Five days after being laid, the larvae hatch. They make their way to the mortuary chamber and will climb to the crater that the female has made. They do not feed directly from the dead body as the mother feeds them a drop of brown liquid. If there are too many young, the mother will commit infanticide.

About five hours later, the larvae will start feeding on the corpse. Once they have completed one or two skin moultings, they will look to the mother to feed them again. Once they grow large enough, the mother will leave the chamber.

The larva makes a burrow about 30 cm long away from the chamber when they are satiated. Here the larva turns into a pupa and hatches into an adult beetle two weeks later.

The average lifespan for an adult burying beetle is about 12 months.

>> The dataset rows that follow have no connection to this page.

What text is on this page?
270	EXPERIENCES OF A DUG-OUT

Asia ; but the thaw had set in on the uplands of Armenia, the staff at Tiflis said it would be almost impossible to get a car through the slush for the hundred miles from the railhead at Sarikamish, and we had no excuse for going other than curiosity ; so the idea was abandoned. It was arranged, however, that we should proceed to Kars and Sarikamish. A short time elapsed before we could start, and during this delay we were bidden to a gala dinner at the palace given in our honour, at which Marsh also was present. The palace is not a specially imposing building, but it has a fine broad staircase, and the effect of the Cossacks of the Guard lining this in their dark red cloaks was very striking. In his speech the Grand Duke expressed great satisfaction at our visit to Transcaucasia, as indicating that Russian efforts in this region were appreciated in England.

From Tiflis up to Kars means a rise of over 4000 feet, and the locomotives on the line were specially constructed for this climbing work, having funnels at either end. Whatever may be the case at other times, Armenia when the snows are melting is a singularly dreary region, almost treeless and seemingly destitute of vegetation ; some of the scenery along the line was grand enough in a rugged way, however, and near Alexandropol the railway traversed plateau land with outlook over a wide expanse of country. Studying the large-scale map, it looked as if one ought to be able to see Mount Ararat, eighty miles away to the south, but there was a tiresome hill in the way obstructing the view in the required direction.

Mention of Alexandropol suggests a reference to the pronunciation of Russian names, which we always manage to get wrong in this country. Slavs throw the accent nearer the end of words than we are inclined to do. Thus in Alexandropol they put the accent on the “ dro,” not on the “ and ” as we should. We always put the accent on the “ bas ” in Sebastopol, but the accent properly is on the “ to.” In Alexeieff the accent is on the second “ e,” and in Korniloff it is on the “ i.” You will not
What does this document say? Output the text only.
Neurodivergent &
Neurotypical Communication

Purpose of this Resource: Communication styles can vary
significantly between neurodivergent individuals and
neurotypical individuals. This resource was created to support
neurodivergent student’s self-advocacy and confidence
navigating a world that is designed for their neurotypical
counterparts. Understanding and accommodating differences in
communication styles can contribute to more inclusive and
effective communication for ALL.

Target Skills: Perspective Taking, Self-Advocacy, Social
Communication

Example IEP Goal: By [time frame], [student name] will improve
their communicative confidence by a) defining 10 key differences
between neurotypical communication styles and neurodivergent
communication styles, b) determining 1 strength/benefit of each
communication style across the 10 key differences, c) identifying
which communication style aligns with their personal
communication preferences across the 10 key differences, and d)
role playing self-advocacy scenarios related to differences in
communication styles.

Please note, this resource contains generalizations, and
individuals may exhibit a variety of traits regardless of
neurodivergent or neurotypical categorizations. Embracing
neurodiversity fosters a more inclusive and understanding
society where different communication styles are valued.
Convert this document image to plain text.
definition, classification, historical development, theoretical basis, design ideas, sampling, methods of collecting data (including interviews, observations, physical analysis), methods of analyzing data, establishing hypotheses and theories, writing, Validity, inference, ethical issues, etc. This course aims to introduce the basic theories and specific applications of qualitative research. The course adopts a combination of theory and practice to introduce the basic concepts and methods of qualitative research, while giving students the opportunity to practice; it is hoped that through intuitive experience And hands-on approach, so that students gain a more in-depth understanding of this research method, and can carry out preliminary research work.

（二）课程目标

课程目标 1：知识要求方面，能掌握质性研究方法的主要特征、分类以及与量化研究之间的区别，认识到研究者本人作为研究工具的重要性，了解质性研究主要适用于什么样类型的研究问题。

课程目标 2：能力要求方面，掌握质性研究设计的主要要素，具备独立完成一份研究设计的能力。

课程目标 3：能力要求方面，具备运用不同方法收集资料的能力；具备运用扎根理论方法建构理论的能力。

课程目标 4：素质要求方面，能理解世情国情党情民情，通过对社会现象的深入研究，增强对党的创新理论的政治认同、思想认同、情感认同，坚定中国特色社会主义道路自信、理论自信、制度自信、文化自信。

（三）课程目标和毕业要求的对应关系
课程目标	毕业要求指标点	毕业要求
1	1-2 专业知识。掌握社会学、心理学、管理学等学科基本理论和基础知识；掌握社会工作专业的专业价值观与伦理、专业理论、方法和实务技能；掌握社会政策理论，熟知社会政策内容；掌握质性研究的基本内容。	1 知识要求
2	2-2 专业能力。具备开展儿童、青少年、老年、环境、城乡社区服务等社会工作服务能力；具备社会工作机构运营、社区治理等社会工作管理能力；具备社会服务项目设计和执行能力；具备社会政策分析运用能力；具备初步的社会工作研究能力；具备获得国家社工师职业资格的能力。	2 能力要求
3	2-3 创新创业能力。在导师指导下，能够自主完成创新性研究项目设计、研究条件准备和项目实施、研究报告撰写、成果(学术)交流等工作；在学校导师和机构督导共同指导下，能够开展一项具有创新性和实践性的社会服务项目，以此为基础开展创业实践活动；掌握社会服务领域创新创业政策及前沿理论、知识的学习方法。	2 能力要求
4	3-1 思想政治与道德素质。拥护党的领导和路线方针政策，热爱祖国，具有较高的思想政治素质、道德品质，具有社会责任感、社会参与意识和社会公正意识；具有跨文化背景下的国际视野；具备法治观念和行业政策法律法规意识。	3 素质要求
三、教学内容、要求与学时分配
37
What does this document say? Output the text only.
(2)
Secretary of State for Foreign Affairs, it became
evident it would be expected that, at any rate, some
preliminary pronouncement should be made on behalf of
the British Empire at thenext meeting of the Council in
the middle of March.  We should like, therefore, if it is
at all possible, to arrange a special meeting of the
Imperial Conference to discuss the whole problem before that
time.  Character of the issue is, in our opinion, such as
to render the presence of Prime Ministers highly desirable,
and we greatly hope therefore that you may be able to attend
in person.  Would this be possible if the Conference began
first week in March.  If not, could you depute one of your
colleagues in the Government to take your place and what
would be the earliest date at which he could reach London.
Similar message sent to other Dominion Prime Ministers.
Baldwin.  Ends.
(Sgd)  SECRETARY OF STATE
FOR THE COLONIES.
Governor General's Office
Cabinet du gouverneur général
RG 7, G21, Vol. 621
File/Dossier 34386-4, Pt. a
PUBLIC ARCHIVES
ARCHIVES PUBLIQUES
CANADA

The burying beetle is essential as it returns nutrients to the earth allowing vegetation to grow while helping to keep other insect populations in check.

Burying beetles are said to be more advanced than wasps and bees due to the parental care shown by the female. Bees and wasps only provided a store of food for their young.

You may see burying beetles flying around, and as with moths, they are often attracted to light. If you want to attract them to your garden, then a small chicken body can be left in your garden for them to discover and bury.